There is a place of mountains green,
And mists as white as snow,
Though the path does hide from view,
There is more than what is seen.
There is a place of tall risen Spire,
Two worlds it sits between,
Here you will find just what is true,
In Caspora, beside the fire.”
The words echo through the turret, off the clockwork, inside the bell, and send shivers down my spine. What I always thought of as a simple, childish piece of poetry instead sounds mystical and inviting. June has a beautiful mezzo-soprano voice, a bit raw around the edges, but this only adds authenticity to the sound. In my chest, my heart skips a beat, and my Flame goes tall and still, listening.
When e finishes, several people nearby clap politely, and June looks at them in surprise. Eir expression suggests e just woke up from a dream, which I suppose is close enough to the truth. I put a gentle hand on eir shoulder, barely touching, and steer em inside, to a less populated corner.
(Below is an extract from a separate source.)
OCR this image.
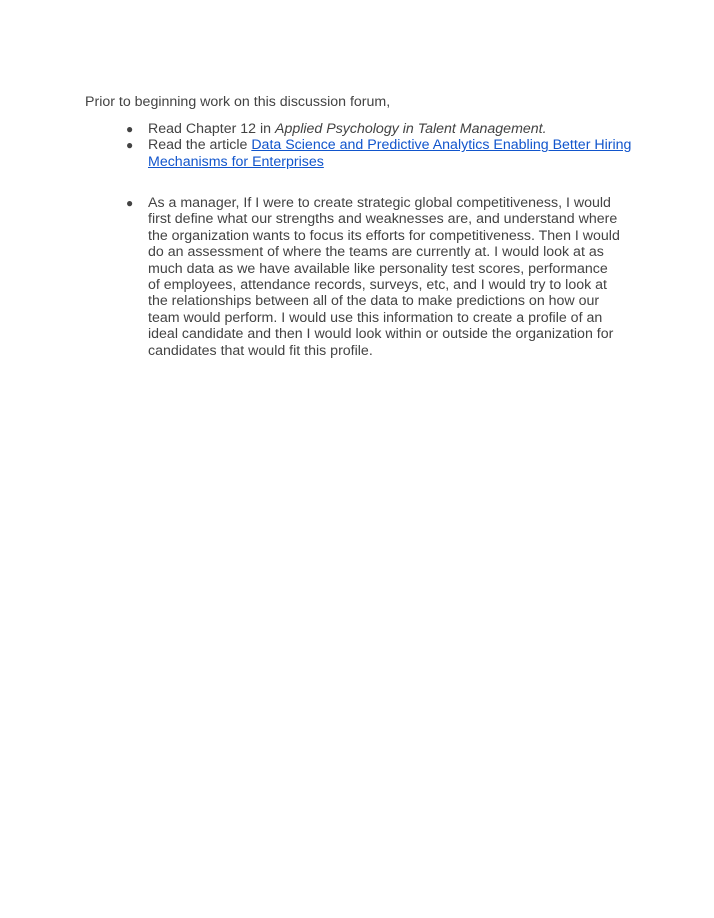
Prior to beginning work on this discussion forum,

● Read Chapter 12 in Applied Psychology in Talent Management.
● Read the article Data Science and Predictive Analytics Enabling Better Hiring Mechanisms for Enterprises
● As a manager, If I were to create strategic global competitiveness, I would first define what our strengths and weaknesses are, and understand where the organization wants to focus its efforts for competitiveness. Then I would do an assessment of where the teams are currently at. I would look at as much data as we have available like personality test scores, performance of employees, attendance records, surveys, etc, and I would try to look at the relationships between all of the data to make predictions on how our team would perform. I would use this information to create a profile of an ideal candidate and then I would look within or outside the organization for candidates that would fit this profile.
“Sorry, sorry, sorry,” e says, face redder now than it was when Siobhan was talking about sex earlier. Fiddling with eir glasses, e shuffles eir feet on the carpet, which is patterned with a map of the world. E traces one foot along the border between [COUNTRY] and [COUNTRY].
“I’m not sure what you’re apologizing for,” I say, “that was—it was quite beautiful.”
Those words fail to describe the depth of my true reaction. I want to say, You’re incredible, entrancing, your voice is a spell, did you know that I sing too, but I bite my tongue. I don’t want to scare June away; I’ve learned the hard way that not everyone is as intense as Mairead on first meeting.
“Thank you,” June says, laughing nervously. “I’m not sure what came over me. I usually don’t do things like that in public, I can’t believe I just sang in a library, a quiet space, in front of a bunch of strangers. What in the world was I doing?”
An image drifts through my mind of a pale, thin person with short brown hair holding a mixing bowl full of batter. Golden light streams in from the window behind them, in a kitchen with green cabinets and chunky woven curtains. I can’t hear it, but I get the sense they’re singing that song.
“Remembering?” I ask.
June nods and seems to shake emself out of it. “Yes, just remembering,” e says in a lighter tone of voice. “Let’s keep going. If I stand still for too long, I’ll start pulling books off the shelf, and we’ll never get anywhere!”